About 2-10 percent of patients with chronic lymphocytic leukemia (CLL) will transform into an aggressive large cell lymphoma, called Ritcher syndrome (RS). The transformation is to DLBCL in 90-95% of cases and Hodgkin lymphoma in the remaining 5-10%. Current treatment strategies that typically mirror DLBCL have not significantly improved the historically dismal outcomes of RS. Chimeric antigen receptor-modified T (CAR-T) cells have revolutionized the treatment of B-cell malignancies and are currently approved for relapsed/refractory DLBCL. The impact of CAR-T cell therapy in the management of RS is limited by the small number of affected patients and published reports. We report the outcomes in 2 patients with RS treated with tisagenlecleucel (Tisa-cel) at our institution.

Patient 1.

This is a 75-year-old lady diagnosed with CLL at the age of 64, Rai stage 1, trisomy 12, mutated IGVH. She was on observation until she became symptomatic 5 yrs. after diagnosis and had a biopsy which showed CLL with RS, fluorescent in-situ hybridization (FISH) negative for C-MYC, BCL2 and BCL6. She was treated with RCHOP x 6 cycles with complete remission (CR) on PET. She received high dose chemotherapy with R-BEAM followed by autologous stem cell transplant, followed by 4 cycles of maintenance brentuximab given every 3 weeks for her CD30 positive large B cell lymphoma. About 5 yrs. later, surveillance PET showed hypermetabolic cervical lymph nodes and excisional biopsies showed CLL and DLBCL, non-germinal center type, concerning for relapsed RS. She was referred to us for CAR-T cell therapy evaluation. Bone marrow biopsy was negative for marrow involvement, minimal residual disease (MRD) by ClonoSEO was positive. She received lymphodepleting chemotherapy with fludarabine and cyclophosphamide followed by CAR-T cell infusion with tisa-cel 5x10^8 anti CD19 CAR-T cells on 4/18/22. Treatment was complicated by grade 1-2 cytokine release syndrome (CRS) (treated with tocilizumab and dexamethasone) requiring brief hospitalization.
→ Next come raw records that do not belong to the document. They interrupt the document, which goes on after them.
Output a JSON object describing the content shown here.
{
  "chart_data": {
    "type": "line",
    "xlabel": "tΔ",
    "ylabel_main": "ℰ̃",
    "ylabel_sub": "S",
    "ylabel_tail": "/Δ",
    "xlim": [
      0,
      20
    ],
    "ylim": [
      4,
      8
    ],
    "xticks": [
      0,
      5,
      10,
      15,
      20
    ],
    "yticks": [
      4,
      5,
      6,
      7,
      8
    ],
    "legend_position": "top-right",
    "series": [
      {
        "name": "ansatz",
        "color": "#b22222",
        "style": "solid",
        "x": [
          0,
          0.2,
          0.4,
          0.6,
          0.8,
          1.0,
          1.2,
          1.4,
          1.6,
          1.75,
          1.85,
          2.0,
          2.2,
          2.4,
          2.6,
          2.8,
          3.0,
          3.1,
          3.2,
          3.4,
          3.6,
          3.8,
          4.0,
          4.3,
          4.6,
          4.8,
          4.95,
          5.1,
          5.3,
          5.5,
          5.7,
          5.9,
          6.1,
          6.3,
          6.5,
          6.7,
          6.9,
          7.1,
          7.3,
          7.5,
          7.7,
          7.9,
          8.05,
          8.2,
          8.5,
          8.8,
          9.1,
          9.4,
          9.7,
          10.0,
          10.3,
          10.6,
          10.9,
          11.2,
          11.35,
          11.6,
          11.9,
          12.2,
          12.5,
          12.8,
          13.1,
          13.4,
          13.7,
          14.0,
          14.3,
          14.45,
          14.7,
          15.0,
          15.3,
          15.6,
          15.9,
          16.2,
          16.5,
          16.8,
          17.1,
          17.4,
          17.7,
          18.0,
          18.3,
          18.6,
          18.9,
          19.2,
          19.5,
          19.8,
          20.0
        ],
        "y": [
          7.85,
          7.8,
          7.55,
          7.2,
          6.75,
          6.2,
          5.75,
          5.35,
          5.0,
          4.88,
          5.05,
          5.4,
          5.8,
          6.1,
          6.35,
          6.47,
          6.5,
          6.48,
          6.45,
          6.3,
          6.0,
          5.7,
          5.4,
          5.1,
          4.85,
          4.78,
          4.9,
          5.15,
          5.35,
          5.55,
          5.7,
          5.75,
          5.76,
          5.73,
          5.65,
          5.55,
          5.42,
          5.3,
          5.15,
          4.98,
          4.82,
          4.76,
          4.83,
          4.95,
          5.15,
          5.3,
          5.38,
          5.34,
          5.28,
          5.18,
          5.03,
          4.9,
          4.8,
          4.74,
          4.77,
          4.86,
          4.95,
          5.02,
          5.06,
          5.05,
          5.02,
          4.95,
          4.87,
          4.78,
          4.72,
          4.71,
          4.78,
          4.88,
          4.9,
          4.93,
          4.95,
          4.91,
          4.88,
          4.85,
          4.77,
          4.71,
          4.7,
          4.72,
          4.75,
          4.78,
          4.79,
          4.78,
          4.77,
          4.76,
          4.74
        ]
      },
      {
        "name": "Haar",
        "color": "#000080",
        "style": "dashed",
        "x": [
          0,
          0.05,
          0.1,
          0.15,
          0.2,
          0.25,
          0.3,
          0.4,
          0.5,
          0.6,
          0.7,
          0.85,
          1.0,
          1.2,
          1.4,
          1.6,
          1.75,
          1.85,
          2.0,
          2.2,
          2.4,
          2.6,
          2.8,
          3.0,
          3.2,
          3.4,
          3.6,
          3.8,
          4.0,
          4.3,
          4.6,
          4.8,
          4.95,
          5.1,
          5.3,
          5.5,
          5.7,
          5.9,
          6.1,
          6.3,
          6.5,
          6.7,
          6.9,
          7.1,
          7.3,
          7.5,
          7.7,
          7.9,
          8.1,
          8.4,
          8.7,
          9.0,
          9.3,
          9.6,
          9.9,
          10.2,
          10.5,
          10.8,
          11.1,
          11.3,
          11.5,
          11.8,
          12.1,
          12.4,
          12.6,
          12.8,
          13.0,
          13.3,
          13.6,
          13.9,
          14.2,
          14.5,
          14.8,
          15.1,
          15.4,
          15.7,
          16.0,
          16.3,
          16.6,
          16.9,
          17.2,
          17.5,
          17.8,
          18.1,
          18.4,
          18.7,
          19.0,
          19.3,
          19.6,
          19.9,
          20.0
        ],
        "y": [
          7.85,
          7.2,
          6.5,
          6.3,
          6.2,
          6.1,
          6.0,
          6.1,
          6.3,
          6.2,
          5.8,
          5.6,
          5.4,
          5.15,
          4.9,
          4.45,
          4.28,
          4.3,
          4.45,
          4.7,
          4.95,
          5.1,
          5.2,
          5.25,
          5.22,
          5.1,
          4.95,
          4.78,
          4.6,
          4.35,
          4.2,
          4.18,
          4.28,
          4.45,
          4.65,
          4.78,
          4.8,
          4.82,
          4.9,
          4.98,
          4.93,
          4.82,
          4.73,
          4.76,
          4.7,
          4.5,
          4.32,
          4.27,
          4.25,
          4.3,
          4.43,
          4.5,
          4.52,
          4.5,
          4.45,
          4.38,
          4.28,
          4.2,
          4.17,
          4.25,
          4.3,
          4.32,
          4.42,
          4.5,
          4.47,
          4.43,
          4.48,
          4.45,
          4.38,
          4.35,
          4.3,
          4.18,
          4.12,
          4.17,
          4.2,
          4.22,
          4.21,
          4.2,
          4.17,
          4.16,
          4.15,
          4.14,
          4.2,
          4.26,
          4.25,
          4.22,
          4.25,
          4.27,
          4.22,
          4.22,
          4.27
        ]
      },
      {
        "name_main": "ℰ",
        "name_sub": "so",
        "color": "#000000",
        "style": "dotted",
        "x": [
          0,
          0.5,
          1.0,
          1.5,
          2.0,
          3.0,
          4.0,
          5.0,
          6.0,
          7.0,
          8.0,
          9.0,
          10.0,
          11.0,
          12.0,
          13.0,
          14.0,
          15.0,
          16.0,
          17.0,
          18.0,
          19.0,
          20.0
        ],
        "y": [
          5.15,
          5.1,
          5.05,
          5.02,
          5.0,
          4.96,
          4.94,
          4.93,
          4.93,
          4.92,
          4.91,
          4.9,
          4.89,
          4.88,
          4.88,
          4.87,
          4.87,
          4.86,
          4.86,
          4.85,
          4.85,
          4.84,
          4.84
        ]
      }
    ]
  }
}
Day 90 PET showed CMR and bone marrow biopsy was negative for disease, MRD negative. She continues to be in CR 100 days post CAR-T cell therapy.

Patient 2.

A 63 years-old lady originally diagnosed with CLL in 2016 at the age of 57, with 17p deletion, 13q deletion and IgHV unmutated. She was started on ibrutinib shortly after due to a short lymphocyte doubling time. Three years later (in 2020), she developed worsening lymphadenopathy while on ibrutinib, underwent excisional biopsy and this showed RS with TP53 mutation, 17p deletion, gain of 13q, BCL2 positive. Venetoclax was added to ibrutinib and later, 2 cycles of Obinutuzumab were also given. Subsequent PET 7 months after showed disease progression with a lugano score of 5. She received 6 cycles of RCHOP in addition to venetoclax/ibrutinib but end of treatment PET showed disease progression. She was then referred to us for CAR-T cell evaluation. She received lymphodepleting chemotherapy with fludarabine and cyclophosphamide followed by CAR-T cell infusion with tis-cel 3.7 x 10^8 cells anti CD19 CAR-T cells on 6/7/21. This was complicated by grade 2 CRS that was treated with tocilizumab. Day 30 PET showed PR. Ibrutinib was resumed and the patient received radiation to right cervical lymph nodes. Day 100 PET reaffirmed PR and she subsequently underwent FluCyTBI RIC followed by haploidentical alloSCT from her daughter on 09/29/21. On day 180 post-transplant, the patient remained in CR by PET and bone marrow biopsy. She continues to be in CR now 1 year since her CAR-T cell infusion.

Conclusion

CAR-T cell therapy with Tisagenlecleucel shows promising activity in patients with RS. It is an evolving treatment strategy and more follow up is needed to assess the durability of the responses observed in these patients.

No relevant conflicts of interest to declare.